Appellants include the American Association of Meat Processors, American Meat Institute, Canadian Cattlemen's Association, Canadian Pork Council, National Cattlemen's Beef Association, National Pork Producers Council, North American Meat Association, Southwest Meat Association and Mexico’s National Confederation of Livestock Organizations.
The initial brief filed as part of the appeal argues that the trial court incorrectly accepted the Agricultural Marketing Service's (AMS) argument, which it says was inconsistent with rationale offered by AMS in the final rule. According to the groups, AMS said the new final rule "is to correct misleading speech and prevent consumer deception" that purportedly occurred because of requirements AMS imposed in its 2009 version of the rule.

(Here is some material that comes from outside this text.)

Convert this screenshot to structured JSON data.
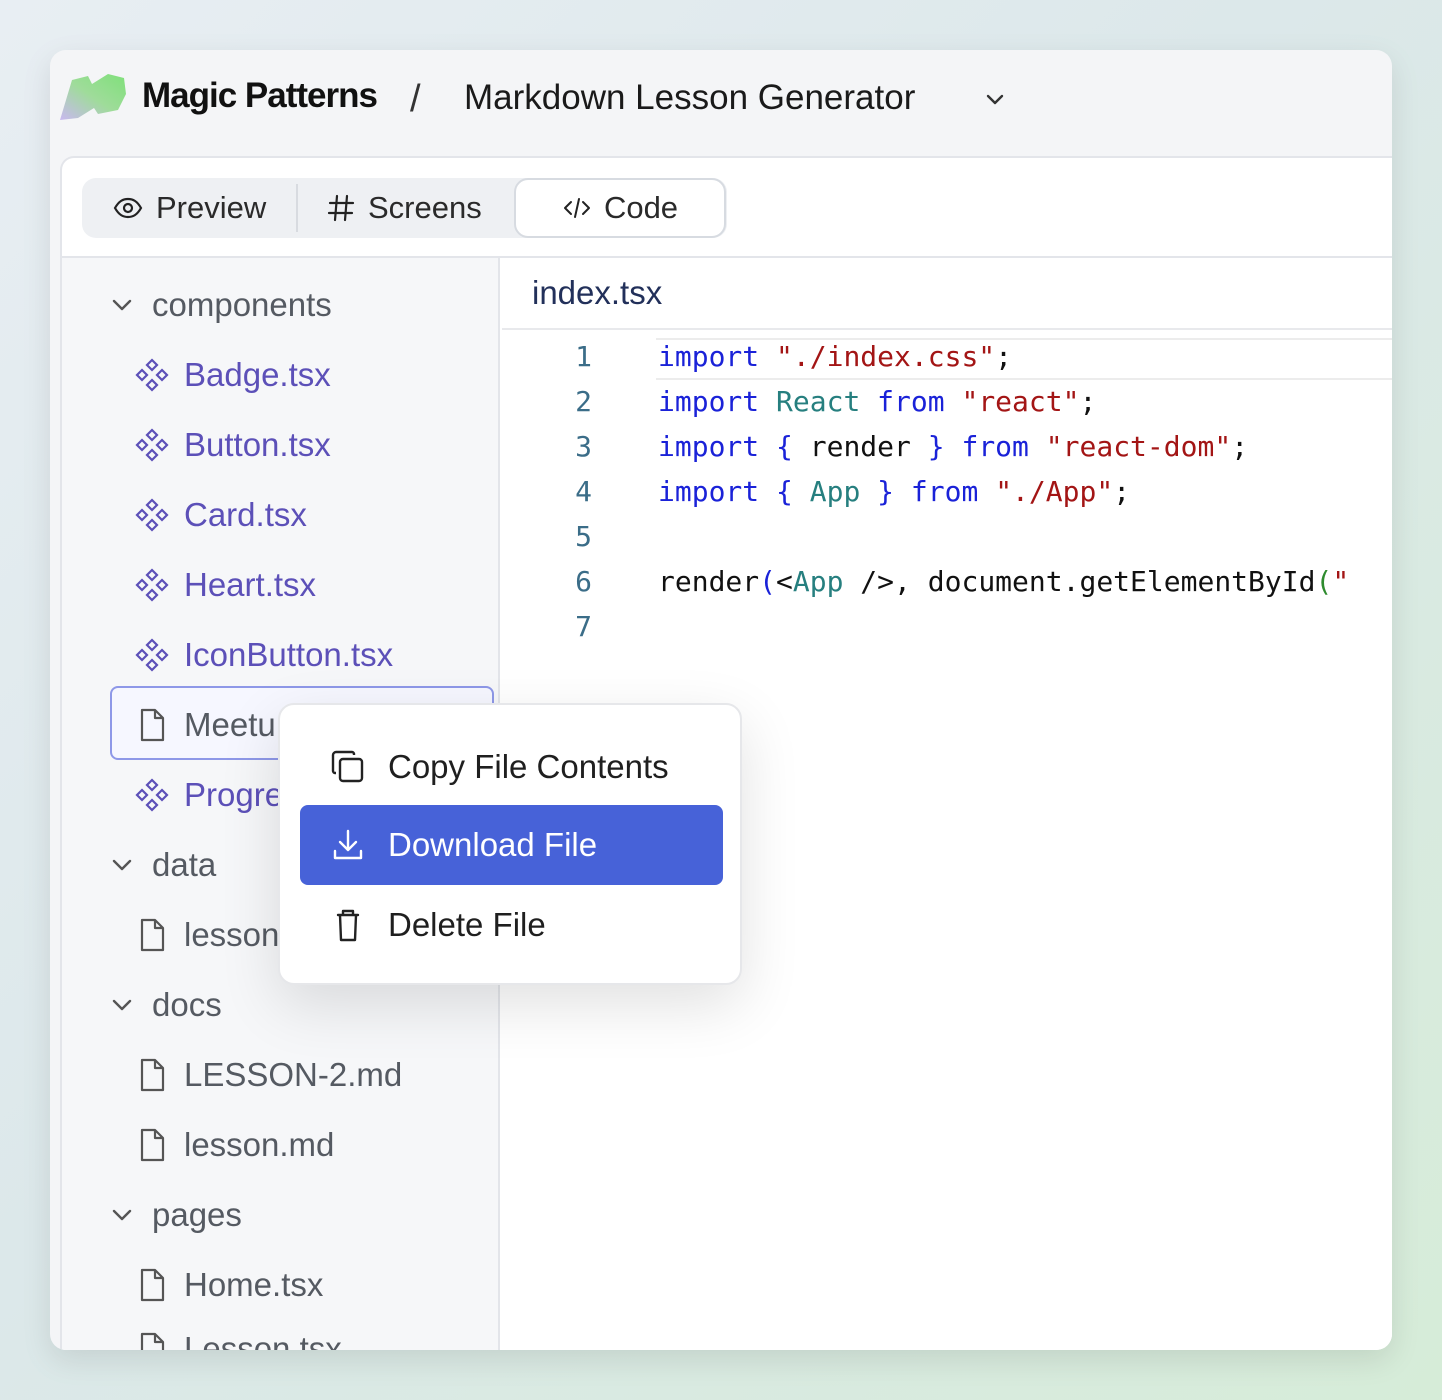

“Even putting aside the absurdity of a government agency referring to itself as an agent of 'deception,' the District Court should have rejected AMS's belated declaration because it was a plainly impermissible post hoc rationalization. Yet the District Court accepted it anyway," the brief said.
The appellants also contend that when the trial court accepted AMS' rationalization, it applied the wrong legal standard regarding the First Amendment and compelled speech because the mandated labels at issue are not voluntary deceptive advertising.
“There is no such voluntary misleading advertisement here; AMS is the source of the alleged ‘deception’,” the brief said. “No court has ever before applied lesser scrutiny for compelled speech in such circumstances.”
The lawsuit to block implementation of the COOL rule was originally filed July 8, 2013 in the United States District Court for the District of Columbia. A motion for preliminary injunction was filed July 26, 2013.